As someone who had an affair i know that watching him and putting rules in place will have no impact on whether he cheats again - the only thing that will address that will be identifying what led him to cheat in the first place, what isn't he getting from your marriage?

Unless you identify that, then stay for the kids and the finances but do so being willing to accept he also be with the OW or someone else

rwalker · 14/12/2022 07:47

It’s broken
tbh OW recommending him your DH has no control or input in that
as for telling you he’s doomed if he does and doomed if he doesn’t flame me now but I’d take the path of least resistance and not tell you
the issue isn’t about the recommendation you don’t trust him and always on high alert
many couples get over affairs but the only way you can do this is if you both accept what’s happened bury it and move on

5 years later it’s still rearing it’s head this is not going to work long term

category12 · 14/12/2022 07:49

Pfft to "what isn't he getting from his marriage". There doesn't have to be something missing from a relationship for someone to cheat.

It can be just the energy of new lust, getting a bit of strange, ego boost of someone else fancying them. You can't put that into a marriage.

Bookworm20 · 14/12/2022 08:13

@Baileysandcream
well quite, and I recommend people who’ve done work for me too.

But that’s the key, they’d done work for me. I hadn’t been having an affair with any of them. That’s the difference.

I can’t imagine recommending an ex lover I was no longer in contact with ir had anything to do with.

it could just be a huge coincidence. But like someone said, he would of asked who recommended him. And at that point should of told op, look this has happened, ow recommended me to this person she works with. What do you want me to do?

gannett · 14/12/2022 08:18

He won't tell me. Says he doesn't know who the client was, didn't ask etc. I don't believe him - surely one of the first things you'd ask Ann is "who recommended me to you?"

Not really. I was self-employed for over a decade, plenty of clients got in touch because I'd been recommended. Sometimes they told me who did the recommending, sometimes they didn't. I didn't really ask that often.

The OW making a professional recommendation to another person is not something you or your husband can control and she doesn't need to be in contact with him to do it. I've recommended people I haven't spoken to in years, because I know they're good at their job.

But obviously this issue isn't the actual issue, which is that you don't trust your husband, and that's fully understandable. You're now stuck in a relationship with no trust and that's a horrible way to live.

The best option is to end the marriage, which you know - you know you shouldn't have taken him back. I know this is easier said than done but every small step you take towards doing it is a positive.

If you don't end it, you have to find a way to trust your husband again. But it's on him to do the work on that front, and it's not on you to force it if you just can't get there again.

The thing is those are the only options, if you don't want to keep tormenting yourself like this.

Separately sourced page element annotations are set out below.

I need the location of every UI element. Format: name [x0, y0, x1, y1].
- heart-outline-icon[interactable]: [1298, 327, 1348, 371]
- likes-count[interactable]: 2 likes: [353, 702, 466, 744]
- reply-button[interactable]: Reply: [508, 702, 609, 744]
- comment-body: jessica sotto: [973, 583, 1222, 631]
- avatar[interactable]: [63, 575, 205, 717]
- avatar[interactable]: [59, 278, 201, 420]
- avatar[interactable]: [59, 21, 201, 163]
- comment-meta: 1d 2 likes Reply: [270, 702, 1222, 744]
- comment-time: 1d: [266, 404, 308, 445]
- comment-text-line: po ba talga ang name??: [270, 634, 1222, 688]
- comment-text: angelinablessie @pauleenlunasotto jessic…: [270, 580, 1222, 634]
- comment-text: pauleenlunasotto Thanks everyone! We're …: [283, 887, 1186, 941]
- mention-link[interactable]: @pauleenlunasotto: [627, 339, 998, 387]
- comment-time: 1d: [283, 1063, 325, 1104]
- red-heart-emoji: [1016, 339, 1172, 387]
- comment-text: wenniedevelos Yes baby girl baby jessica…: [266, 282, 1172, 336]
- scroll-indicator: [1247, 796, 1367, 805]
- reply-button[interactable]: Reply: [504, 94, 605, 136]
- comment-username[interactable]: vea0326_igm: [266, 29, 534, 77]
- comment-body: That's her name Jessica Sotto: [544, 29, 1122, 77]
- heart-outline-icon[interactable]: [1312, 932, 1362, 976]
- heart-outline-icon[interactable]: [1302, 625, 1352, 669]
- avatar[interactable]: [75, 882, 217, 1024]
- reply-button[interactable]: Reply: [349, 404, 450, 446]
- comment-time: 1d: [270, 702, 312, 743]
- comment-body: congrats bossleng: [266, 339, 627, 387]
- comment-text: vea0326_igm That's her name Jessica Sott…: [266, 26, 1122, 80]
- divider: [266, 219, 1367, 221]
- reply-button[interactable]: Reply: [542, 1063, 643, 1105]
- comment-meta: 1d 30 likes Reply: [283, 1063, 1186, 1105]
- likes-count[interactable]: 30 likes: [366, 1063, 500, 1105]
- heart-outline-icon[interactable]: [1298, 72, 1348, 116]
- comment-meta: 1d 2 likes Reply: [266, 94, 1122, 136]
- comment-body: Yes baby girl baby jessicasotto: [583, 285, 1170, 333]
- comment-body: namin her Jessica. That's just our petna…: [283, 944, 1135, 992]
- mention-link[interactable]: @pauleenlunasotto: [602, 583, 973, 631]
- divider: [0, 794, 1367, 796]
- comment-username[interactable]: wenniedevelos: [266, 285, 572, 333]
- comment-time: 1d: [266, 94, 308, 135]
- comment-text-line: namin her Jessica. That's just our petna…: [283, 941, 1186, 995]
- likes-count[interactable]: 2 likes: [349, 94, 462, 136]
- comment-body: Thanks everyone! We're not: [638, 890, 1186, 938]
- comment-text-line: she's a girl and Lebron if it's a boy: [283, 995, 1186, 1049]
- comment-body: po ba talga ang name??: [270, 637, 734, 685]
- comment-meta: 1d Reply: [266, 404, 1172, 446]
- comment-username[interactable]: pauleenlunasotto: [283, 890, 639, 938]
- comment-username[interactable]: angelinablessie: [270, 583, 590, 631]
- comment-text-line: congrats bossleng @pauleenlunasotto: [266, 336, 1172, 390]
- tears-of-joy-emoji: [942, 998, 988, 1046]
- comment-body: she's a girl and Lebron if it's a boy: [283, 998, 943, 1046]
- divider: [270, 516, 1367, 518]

EthicalNonMahogany · 14/12/2022 08:49

@category12 I agree, it's not something as simple as you're "not getting something at home". It is what's in you that makes those incredibly appealing things (bit of strange, ego boost etc) so needful to you that your urgent desires go against the rest of your self. Fidelity to promises usually is something people want to do. People like to be congruent. When we're not congruent there's a reason. If we don't understand it, we can't tame it, and it drives us.

2chocolateoranges · 14/12/2022 08:55

You say you don’t believe him anymore, therefore there is understandably no trust, meaning their is no relationship. Trust is a huge part in every relationship.

he is making you question everything that’s happening and that’s no way to live..

what advice would you give your child if they told you they were being treated like you are?